In a report titled When Every Minute Counts: Maritime Search and Rescue, released Nov. 29 by the Senate Committee on Fisheries and Oceans, the Committee recommends more support for agencies like RCMSAR.
Acknowledging that SAR individuals and teams are the “best of the best,” the Committee thanked SAR personnel for their courage and dedication to the search and rescue cause in Canada before providing 17 recommendations aimed toward addressing gaps in coverage, capacity, prevention and governance.
Although gaps in coverage and capacity were identified, the committee recognized that maritime SAR in Canada is largely effective. However, the report discusses in greater detail how improvements can be made to help increase the likelihood of mission success, reduction of risk to SAR personnel and increased capacity for remote community response.
Included in the 17 recommendations is a call to make the Coast Guard “a separate statutory agency reporting to the Minister of Transport,” much like it operated before 1995, and that Transport Canada shift responsibility, and funding, for recreational boating safety to the Coast Guard.
While each recommendation may bring about opportunity for growth and change, a number of which have the potential to impact positively RCMSAR crews, vessels and operations, particularly with regards to funding.
“The report accurately reflects many of the current challenges in the maritime search and rescue environment and recognizes the need to adequately resource capabilities across all relevant organizations as we work together toward a common purpose of saving lives,” said Pat Quealey, RCMSAR chief executive officer, and one of the people who made presentations during the committee’s hearings.
One recommendation that could have significant impact on all 33 RCMSAR stations includes a call for an increase in the roughly $5.5 million auxiliary program direct funding to keep up with rising operational and training costs.

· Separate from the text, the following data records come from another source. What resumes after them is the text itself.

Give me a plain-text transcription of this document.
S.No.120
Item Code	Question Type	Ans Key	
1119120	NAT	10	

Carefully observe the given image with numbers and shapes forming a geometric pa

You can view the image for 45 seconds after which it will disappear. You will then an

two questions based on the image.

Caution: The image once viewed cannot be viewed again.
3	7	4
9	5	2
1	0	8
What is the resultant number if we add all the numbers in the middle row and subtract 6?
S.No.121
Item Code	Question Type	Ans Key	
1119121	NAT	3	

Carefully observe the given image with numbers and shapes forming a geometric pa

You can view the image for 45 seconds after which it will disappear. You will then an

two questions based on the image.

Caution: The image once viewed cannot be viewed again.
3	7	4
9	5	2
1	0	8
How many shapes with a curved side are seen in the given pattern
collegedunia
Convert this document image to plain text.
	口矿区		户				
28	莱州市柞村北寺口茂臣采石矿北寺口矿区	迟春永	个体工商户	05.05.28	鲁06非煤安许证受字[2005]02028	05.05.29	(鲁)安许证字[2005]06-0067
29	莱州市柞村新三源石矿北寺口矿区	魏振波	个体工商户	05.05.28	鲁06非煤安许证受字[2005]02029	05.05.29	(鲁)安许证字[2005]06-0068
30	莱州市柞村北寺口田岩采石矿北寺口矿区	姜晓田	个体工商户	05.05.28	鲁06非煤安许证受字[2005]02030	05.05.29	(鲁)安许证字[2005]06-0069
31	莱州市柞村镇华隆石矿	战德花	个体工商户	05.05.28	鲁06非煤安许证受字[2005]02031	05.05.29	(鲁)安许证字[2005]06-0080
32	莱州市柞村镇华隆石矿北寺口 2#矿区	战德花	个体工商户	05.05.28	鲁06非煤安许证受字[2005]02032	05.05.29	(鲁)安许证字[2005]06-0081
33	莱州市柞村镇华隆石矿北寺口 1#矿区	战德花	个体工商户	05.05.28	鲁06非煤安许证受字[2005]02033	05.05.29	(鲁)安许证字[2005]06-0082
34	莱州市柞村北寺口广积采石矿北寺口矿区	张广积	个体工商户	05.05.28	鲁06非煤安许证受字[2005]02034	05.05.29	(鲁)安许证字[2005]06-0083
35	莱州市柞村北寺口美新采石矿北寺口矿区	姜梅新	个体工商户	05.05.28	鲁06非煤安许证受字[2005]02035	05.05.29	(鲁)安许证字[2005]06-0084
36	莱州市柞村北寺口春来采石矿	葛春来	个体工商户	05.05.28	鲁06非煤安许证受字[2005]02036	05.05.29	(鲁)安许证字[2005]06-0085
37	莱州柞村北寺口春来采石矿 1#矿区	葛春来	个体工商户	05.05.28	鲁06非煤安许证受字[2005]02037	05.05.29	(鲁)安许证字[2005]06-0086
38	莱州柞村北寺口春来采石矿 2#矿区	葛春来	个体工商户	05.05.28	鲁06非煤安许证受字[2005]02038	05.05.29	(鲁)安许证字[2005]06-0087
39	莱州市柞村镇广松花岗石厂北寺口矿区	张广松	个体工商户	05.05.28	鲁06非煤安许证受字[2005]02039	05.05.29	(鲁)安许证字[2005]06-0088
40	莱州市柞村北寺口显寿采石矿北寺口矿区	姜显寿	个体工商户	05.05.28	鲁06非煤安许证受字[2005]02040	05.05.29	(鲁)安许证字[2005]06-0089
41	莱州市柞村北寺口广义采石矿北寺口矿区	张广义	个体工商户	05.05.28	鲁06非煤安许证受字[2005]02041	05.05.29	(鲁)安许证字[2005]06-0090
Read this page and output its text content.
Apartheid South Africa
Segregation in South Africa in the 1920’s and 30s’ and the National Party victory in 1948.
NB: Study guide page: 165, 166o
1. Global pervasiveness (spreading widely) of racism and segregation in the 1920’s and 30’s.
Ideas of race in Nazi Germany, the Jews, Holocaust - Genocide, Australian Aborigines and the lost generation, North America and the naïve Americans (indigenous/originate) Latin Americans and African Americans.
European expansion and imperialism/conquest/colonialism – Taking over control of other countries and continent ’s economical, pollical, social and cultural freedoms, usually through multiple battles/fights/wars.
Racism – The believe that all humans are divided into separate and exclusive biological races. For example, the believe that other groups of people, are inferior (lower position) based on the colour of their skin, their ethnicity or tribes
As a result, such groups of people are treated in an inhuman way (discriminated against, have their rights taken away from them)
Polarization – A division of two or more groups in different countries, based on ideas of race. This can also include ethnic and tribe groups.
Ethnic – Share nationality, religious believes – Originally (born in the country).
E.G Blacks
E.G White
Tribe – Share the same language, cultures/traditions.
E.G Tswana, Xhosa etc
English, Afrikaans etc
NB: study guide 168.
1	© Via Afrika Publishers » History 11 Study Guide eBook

In the words of Senator Fabian Manning, RCMSAR is a key contributor to marine safety on the West Coast and warrants additional support: “The $1.3 million in federal funding [RCMSAR] receives is a bargain considering the value of the service it provides.”
“We are glad that the report included two of our key recommendations to adequately fund capital acquisition, vessels and equipment, as well as appropriately reimburse our operational and training readiness expenses” said Quealey.
“At present the federal government provides no funding for the purchase nor long term maintenance of our dedicated response vessels that keep our rescuers and those whom we save, safe at sea.”
The committee has also recommended the creation of a Maritime Search and Rescue Fund to “support the purchase of equipment and services needed by regional Canadian Coast Guard auxiliary organizations” and that the Coast Guard “assist regional Canadian Coast Guard auxiliary organizations to diversify their funding sources.”
“We look forward to working with our federal colleagues to bring these recommendations to life, said Quealey. “RCMSAR is proud to partner with the Canadian Coast Guard and the many agencies that work together to keep our communities safe.”